Principais Resultados

  • Pressão Arterial: A MIPA reduziu significativamente a PAS em comparação com a Condição de Controle após 3 horas (108 ± 10,6 mmHg vs. 114 ± 13,9 mmHg; p = 0,005), representando uma redução de aproximadamente 6 mmHg. A MIPA também reduziu significativamente a PAS em relação ao baseline (p = 0,022). A PAM foi significativamente menor na MIPA em comparação ao Controle (85,6 ± 5,6 vs. 88,8 ± 8,1 mmHg; p = 0,022). Não foram observadas diferenças significativas para a PAD entre as condições. A LIPA não diferiu significativamente da Condição de Controle em relação à PAS ou PAM.
  • Frequência Cardíaca: A FC diminuiu significavelmente em todas as condições ao longo do tempo. No entanto, a magnitude da redução foi maior nas condições de Controle (−8,9 bpm) e LIPA (−9,5 bpm) em comparação com a MIPA (−4,1 bpm).
  • Variabilidade da Frequência Cardíaca (VFC): Os índices de domínio do tempo (RMSSD, SDNN, pNN50) aumentaram significativamente apenas na Condição de Controle, sugerindo um aumento transitório da atividade parassimpática durante o repouso ininterrupto. Em contraste, esses índices foram significativamente menores tanto na LIPA quanto na MIPA em comparação ao Controle na marca de 3 horas. A análise de domínio de frequência mostrou aumentos no poder LF e HF na Condição de Controle, com os aumentos de HF sendo significativamente maiores do que nas condições de atividade.
  • Ativação Muscular: A ativação dos músculos do quadríceps (coxa) aumentou significativamente apenas na condição MIPA (de 26,2% para 34,7%; p = 0,049), o que foi significativamente maior do que o aumento observado na Condição de Controle (+3,7%). A ativação do Gastrocnêmio Medial não mostrou mudanças significativas entre as condições.

Significância e Alegações
Os autores concluem que interromper o sentar prolongado com caminhada de intensidade moderada elicia respostas cardiovasculares e neuromusculares agudas superiores em comparação com a atividade de intensidade leve ou o sentar ininterrupto. Especificamente, o estudo alega que as pausas de intensidade moderada são eficazes em mitigar o aumento agudo da pressão arterial sistólica e média associado ao sentar prolongado.

O artigo postula que a redução observada na pressão arterial no grupo MIPA é provavelmente mediada pelo aumento da ativação muscular dos membros inferiores, o que melhora o retorno venoso e a função endotelial (potencialmente via liberação de óxido nítrico), contrapondo-se assim à estagnação hemodinâmica causada pelo sentar. Embora o estudo note que os índices de VFC aumentaram no grupo controle, os autores interpretam isso como uma resposta de relaxamento fisiológico transitório, em vez de uma adaptação benéfica de longo prazo, alertando contra a interpretação do sentar prolongado como cardioprotetor.
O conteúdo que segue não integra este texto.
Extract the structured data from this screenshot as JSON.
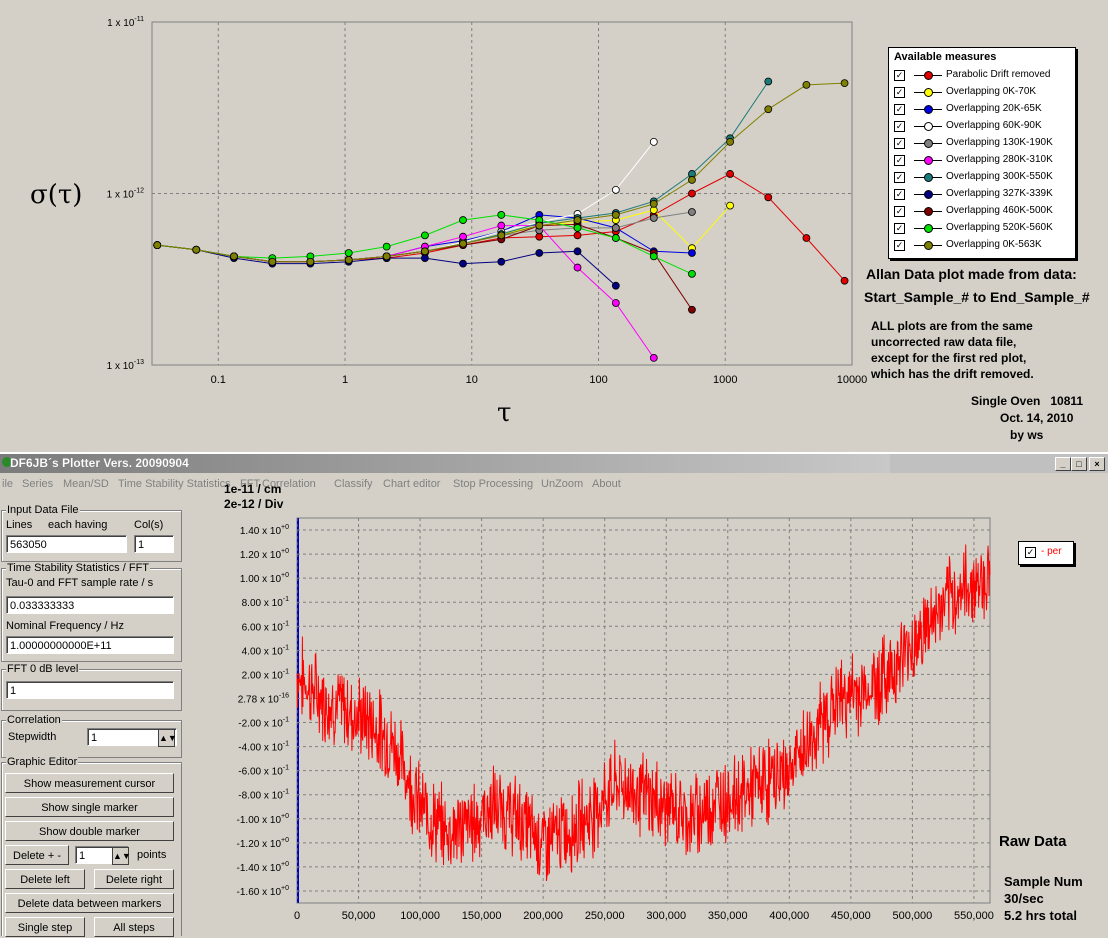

O estudo enfatiza que a intensidade da interrupção é um fator crítico para contrapor os efeitos prejudiciais do comportamento sedentário. Ao demonstrar que as pausas de intensidade leve não reduziram significativamente a pressão arterial em comparação ao sentar ininterrupto, os achados apoiam o uso da atividade de intensidade moderada como uma estratégia mais eficaz para a mitigação do risco cardiovascular agudo em adultos saudáveis. Os autores reconhecem limitações, incluindo a amostra de adultos jovens e saudáveis e a avaliação apenas de respostas agudas, o que restringe a generalização para populações mais velhas ou clínicas e para desfechos de longo prazo.